I checked the md5sums and they check out... So I guess it's ok.

I am now trying to install the drivers with the tar files... I tried them a couple of times and I think I do pretty good until I try to edit the config file with emacs I wipe out... Here are the intructions that I am and using...

By: "elsenator
Geforce 2

Registered: Oct 2002
Location:
Posts: 1

Red Hat 8 and Geforce 4 Ti HOW-TO!!! Easy to understand
Finally, after fiddling around with the src RPMs for a few days with no luck what so ever, I tried to use the tarballs from NVIDIA's page instead... And, to my surprise it all worked smoothly and I'm now running UT2003 on my Geforce 4 Ti4600 with no problems at all!!! Wanna do this too?

------------ READ ------------
First of all, I want to point out that I got it to work after making a clean install of Red Hat 8 workstation with the Development Tools and Kernel Development packages added manually(by telling the installer that I wanted to change the packages it had chosen for me with the workstation list).

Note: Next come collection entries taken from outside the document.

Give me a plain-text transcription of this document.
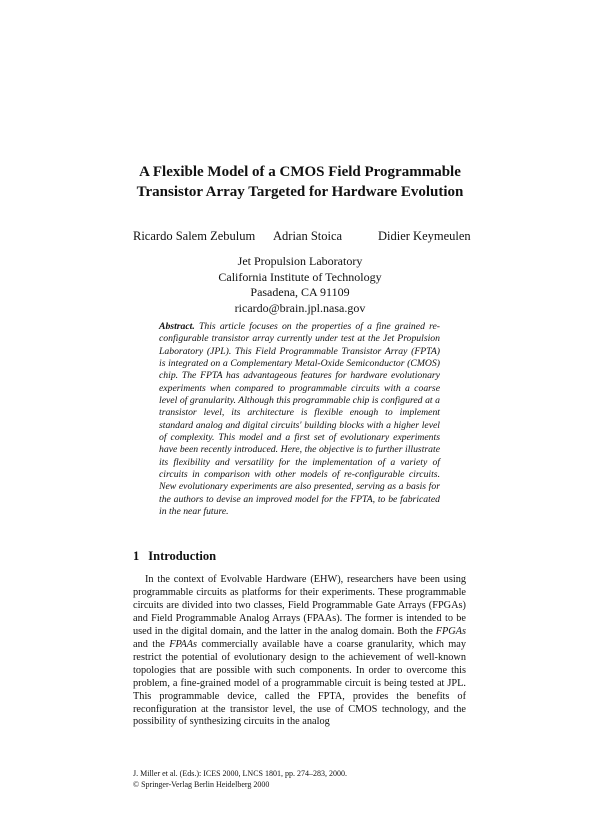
A Flexible Model of a CMOS Field Programmable
Transistor Array Targeted for Hardware Evolution
Ricardo Salem Zebulum Adrian Stoica	Didier Keymeulen
Jet Propulsion Laboratory
California Institute of Technology
Pasadena, CA 91109
ricardo@brain.jpl.nasa.gov

Abstract. This article focuses on the properties of a fine grained re-configurable transistor array currently under test at the Jet Propulsion Laboratory (JPL). This Field Programmable Transistor Array (FPTA) is integrated on a Complementary Metal-Oxide Semiconductor (CMOS) chip. The FPTA has advantageous features for hardware evolutionary experiments when compared to programmable circuits with a coarse level of granularity. Although this programmable chip is configured at a transistor level, its architecture is flexible enough to implement standard analog and digital circuits' building blocks with a higher level of complexity. This model and a first set of evolutionary experiments have been recently introduced. Here, the objective is to further illustrate its flexibility and versatility for the implementation of a variety of circuits in comparison with other models of re-configurable circuits. New evolutionary experiments are also presented, serving as a basis for the authors to devise an improved model for the FPTA, to be fabricated in the near future.

1 Introduction

In the context of Evolvable Hardware (EHW), researchers have been using programmable circuits as platforms for their experiments. These programmable circuits are divided into two classes, Field Programmable Gate Arrays (FPGAs) and Field Programmable Analog Arrays (FPAAs). The former is intended to be used in the digital domain, and the latter in the analog domain. Both the FPGAs and the FPAAs commercially available have a coarse granularity, which may restrict the potential of evolutionary design to the achievement of well-known topologies that are possible with such components. In order to overcome this problem, a fine-grained model of a programmable circuit is being tested at JPL. This programmable device, called the FPTA, provides the benefits of reconfiguration at the transistor level, the use of CMOS technology, and the possibility of synthesizing circuits in the analog

J. Miller et al. (Eds.): ICES 2000, LNCS 1801, pp. 274–283, 2000.
© Springer-Verlag Berlin Heidelberg 2000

I'm not sure whether the these packages actually had to be added, but it makes sence since we are going to compile the kernel and GLX module for your particular setup... I think...

Anyways, if you already did make a clean install and the development packages mentioned above haven't been installed you can always add them by clicking
Menu > System Settings > Packages
And then checking the Development Tools and Kernel development packages(I don't know if the kernel development package is needed, but who cares)

ok, here is what I did, step by step:
1. First make sure you have the above mentioned stuff up and running
2. Go to NVIDIA's homepage and under Drivers for Linux download the to driver source tarballs:
NVIDIA_GLX-1.0-3123.tar.gz
NVIDIA_kernel-1.0-3123.tar.gz
3. Now exit Gnome/Kde
4. Go to the directory where you downloaded the tarballz (the tar.gz files)
5. Type "tar xvzf NVIDIA_kernel-1.0-3123.tar.gz" without the quotes (d'oh)
6. Type "tar xvzf NVIDIA_GLX-1.0-3123.tar.gz" also without the quotes (d'oooooh)
7. Now type "cd NVIDIA_kernel-1.0-3123"
8. Type "make install"
9. Type "cd ../NVIDIA_GLX-1.0-3123"
10. Type "make install"

11 Tadaaa!! Now the driver is installed, and all we need to do is modify the Xfree86 config file

Here's how it's done...
1. Type "/etc/X11"
2. Type "emacs XF86Config" (the emacs editor will then start)
3. Find the line that says "Load "dri" and remove it.
4. Find the place where either "vesa" og "nv" is listed under your Geforce 4 card and change it to "nvidia"

And there we are... Type "startx" and you should be up and running with full OpenGL support.

If I missed something, please let me know, so I can correct it... I hope this "guide" will be of some use to some of you... Oh, and this should work with other Geforce cards too! I just wrote this since I couldn't use the other guide from this forum...

Fare thee well! And happy fraggin' or whatever ya wanna do..."

Could You give me more detailed information on how to edit the config file with emacs? or give me anyother tips?